Last modified: Monday, September 20, 2010
IU Data to Insight Center welcomes new staff to support rapid growth
FOR IMMEDIATE RELEASE
September 20, 2010
BLOOMINGTON, Ind. -- The Data to Insight Center (D2I), part of Pervasive Technology Institute (PTI) at Indiana University, has just announced the addition of several new staff members. Led by computer scientist and School of Informatics and Computing faculty member Beth Plale, the Center focuses on three research thrusts: Scientific data preservation and sustainability, climate and the environment, and data at scale. D2I has received funding for several new research projects in recent months and is experiencing a period of rapid growth.
"We are especially pleased that, despite the difficult national research funding environment, D2I has been quite competitive, and we are actually experiencing a period of significant growth," said Plale. "Our recent hires represent a significant pool of technical expertise recruited and retained from within Indiana. I am confident that these highly talented individuals will help D2I continue to succeed in obtaining new funded research projects, and in developing novel technologies and tools within our three research thrusts."

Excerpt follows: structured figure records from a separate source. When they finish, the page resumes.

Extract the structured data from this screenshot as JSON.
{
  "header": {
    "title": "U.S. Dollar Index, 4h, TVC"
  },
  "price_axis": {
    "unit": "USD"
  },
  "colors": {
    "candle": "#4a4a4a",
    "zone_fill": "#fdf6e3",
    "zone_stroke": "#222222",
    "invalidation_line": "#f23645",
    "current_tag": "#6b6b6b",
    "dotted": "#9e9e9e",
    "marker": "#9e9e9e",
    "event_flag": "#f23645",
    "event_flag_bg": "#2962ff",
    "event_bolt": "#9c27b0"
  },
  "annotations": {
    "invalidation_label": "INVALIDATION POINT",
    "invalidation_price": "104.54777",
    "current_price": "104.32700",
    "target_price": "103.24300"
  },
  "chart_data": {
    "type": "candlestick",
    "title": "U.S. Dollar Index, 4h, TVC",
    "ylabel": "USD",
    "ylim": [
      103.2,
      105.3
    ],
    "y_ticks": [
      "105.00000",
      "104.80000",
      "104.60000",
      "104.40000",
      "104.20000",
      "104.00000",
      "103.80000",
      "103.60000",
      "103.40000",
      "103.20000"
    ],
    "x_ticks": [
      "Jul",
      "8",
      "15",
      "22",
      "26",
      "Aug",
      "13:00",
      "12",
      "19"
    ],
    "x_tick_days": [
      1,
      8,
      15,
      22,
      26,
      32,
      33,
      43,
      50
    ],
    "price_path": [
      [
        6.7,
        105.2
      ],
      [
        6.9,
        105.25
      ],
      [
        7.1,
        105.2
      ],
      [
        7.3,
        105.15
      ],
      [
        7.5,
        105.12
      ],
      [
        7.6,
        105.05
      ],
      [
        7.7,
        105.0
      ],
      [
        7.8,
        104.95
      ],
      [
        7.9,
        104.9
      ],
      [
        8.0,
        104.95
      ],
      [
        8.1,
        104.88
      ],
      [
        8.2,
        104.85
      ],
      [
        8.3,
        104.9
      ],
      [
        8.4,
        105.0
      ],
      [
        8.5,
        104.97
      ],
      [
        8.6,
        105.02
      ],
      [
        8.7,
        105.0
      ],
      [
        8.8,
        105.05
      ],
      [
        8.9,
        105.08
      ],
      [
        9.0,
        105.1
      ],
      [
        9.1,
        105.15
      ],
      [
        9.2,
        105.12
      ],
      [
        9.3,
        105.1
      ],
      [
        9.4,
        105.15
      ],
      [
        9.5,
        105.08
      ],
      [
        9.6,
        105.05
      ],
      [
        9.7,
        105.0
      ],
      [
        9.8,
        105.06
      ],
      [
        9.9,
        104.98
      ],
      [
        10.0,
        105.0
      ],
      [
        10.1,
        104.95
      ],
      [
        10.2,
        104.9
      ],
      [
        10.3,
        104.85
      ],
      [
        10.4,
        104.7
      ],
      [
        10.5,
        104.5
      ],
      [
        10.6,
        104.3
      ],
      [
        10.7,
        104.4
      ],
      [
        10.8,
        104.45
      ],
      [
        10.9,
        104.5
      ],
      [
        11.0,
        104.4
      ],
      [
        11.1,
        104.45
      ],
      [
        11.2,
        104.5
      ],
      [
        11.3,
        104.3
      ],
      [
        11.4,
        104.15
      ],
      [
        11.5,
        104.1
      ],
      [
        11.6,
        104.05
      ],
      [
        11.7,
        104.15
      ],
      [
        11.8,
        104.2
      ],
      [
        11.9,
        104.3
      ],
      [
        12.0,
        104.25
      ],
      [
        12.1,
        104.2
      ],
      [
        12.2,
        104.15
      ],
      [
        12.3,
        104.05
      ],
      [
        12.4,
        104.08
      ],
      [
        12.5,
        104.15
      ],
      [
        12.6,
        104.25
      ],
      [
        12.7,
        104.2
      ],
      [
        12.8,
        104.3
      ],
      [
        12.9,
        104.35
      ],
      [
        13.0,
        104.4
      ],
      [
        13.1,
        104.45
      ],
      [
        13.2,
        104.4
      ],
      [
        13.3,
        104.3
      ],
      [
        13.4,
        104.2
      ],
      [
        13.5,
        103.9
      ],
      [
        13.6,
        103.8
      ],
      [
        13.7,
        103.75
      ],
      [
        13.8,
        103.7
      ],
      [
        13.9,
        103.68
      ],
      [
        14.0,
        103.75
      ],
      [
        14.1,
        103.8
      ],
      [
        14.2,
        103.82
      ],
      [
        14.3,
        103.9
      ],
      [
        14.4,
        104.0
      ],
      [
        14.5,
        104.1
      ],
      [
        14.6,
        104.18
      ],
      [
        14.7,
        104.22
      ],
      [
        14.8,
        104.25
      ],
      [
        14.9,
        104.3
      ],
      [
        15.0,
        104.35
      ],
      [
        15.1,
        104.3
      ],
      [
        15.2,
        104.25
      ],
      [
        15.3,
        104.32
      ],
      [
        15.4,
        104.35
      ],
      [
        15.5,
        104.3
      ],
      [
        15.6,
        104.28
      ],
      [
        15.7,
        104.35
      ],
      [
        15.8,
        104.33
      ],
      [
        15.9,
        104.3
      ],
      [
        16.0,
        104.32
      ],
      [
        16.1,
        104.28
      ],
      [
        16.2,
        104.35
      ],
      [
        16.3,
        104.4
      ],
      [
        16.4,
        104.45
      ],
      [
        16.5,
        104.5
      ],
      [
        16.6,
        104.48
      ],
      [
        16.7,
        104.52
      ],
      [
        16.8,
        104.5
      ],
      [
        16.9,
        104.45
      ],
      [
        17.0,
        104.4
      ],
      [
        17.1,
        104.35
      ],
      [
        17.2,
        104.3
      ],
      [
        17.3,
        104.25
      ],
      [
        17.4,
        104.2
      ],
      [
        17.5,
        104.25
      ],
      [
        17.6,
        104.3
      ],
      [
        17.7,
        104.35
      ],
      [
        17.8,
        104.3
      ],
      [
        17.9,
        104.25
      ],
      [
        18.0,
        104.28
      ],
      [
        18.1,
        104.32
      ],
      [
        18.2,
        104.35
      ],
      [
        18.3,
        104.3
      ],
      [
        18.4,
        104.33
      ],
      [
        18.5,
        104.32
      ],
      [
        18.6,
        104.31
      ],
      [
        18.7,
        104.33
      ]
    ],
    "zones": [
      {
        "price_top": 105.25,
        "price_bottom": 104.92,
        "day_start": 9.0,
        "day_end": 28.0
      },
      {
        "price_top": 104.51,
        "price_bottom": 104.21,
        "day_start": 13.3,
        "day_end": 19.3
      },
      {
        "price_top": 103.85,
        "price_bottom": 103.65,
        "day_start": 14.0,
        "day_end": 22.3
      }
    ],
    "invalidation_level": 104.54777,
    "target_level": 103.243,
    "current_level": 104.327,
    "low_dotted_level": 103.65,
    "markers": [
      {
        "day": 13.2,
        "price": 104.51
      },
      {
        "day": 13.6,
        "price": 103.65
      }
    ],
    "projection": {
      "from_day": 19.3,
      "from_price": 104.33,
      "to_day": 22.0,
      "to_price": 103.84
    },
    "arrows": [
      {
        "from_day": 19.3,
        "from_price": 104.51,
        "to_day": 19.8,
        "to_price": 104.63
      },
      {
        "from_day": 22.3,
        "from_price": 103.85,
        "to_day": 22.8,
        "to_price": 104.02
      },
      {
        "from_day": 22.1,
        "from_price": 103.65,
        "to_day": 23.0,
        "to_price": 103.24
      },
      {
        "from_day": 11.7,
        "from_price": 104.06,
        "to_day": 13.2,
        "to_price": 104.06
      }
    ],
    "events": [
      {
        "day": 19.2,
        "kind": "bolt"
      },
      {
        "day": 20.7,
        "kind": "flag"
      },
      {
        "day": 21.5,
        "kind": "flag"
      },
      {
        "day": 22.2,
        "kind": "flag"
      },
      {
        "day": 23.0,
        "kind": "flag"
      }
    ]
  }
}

The Center's new hires include the following postdoctoral fellows:
Stacy Kowalczyk came to D2I from the IU Digital Library Program, with focuses on scientific data preservation and data at scale thrusts. Kowalczyk is currently working with Plale and her team in the area of data preservation on the HathiTrust Research Center project. That project is striving to establish a center that will allow research access to HathiTrust, a collective digital repository for the nation's largest research libraries.
Scott Jensen joined D2I upon receiving his PhD in computer science from IU in August 2010. Jensen leads and contributes to projects related to all of D2I's thrusts. Jensen developed XMC Cat, a catalog of metadata or "data about data" that allows scientists to more quickly locate the specific data useful to their research. He also participates in the International Forestry Resources and Institutions (IFRI) initiative, which examines how forests and people dependent upon forests are affected by various governance arrangements.
Mehmet Aktas joins D2I in September 2010, bringing a strong background in computer science systems. Aktas will contribute to D2I's work related to data at scale, contributing to projects such as NetKarma, and InstantKarma. NetKarma helps scientists understand the complex environments and circumstances under which scientific experiments are performed in order to assist with reproducibility. InstantKarma works to improve the collection, preservation, utility, and dissemination of provenance information (details on when, where, and how data were created) for use specifically within NASA and the earth science community.
Gamal El Afandi, who also joins D2I this month, is an atmospheric scientist with collaborative ties to Purdue University and the National Center for Atmospheric Research (NCAR). Afandi's research will support D2I's thrust on sustainability, climate, and environment via the LEAD II project. LEAD II is a second generation of the successful National Science Foundation-funded project Linked Environments for Atmospheric Discovery (LEAD). Funded in part by Microsoft, Inc., LEAD II explores research challenges in hybrid computing and the manipulation and use of weather data in non-weather applications.
Felix Terkhorn joined D2I in April 2010 and was recently promoted to research technologist. With Terkhorn's expertise, LEAD II has been successful in producing short-term, highly-accurate weather forecasts each morning, and making the results instantly available to field scientists using mobile phones and a field viewer.
About the Data to Insight Center
The Data to Insight Center (D2I) undertakes research to harness the vast stores of digital data being produced by modern computational resources, allowing scientists and companies to make better use of these data and find the important meaning that lies within them. D2I creates tools and visualizations for working with very large data sets, develops methods to ensure data provenance (quality and authenticity), and builds methods for listing and discovering data sets. D2I is part of Pervasive Technology Institute (PTI) at Indiana University. Funded by a $15 million grant from the Lilly Endowment, Inc., PTI is dedicated to the development and delivery of innovative information technology and policy to advance research, education, industry, and society.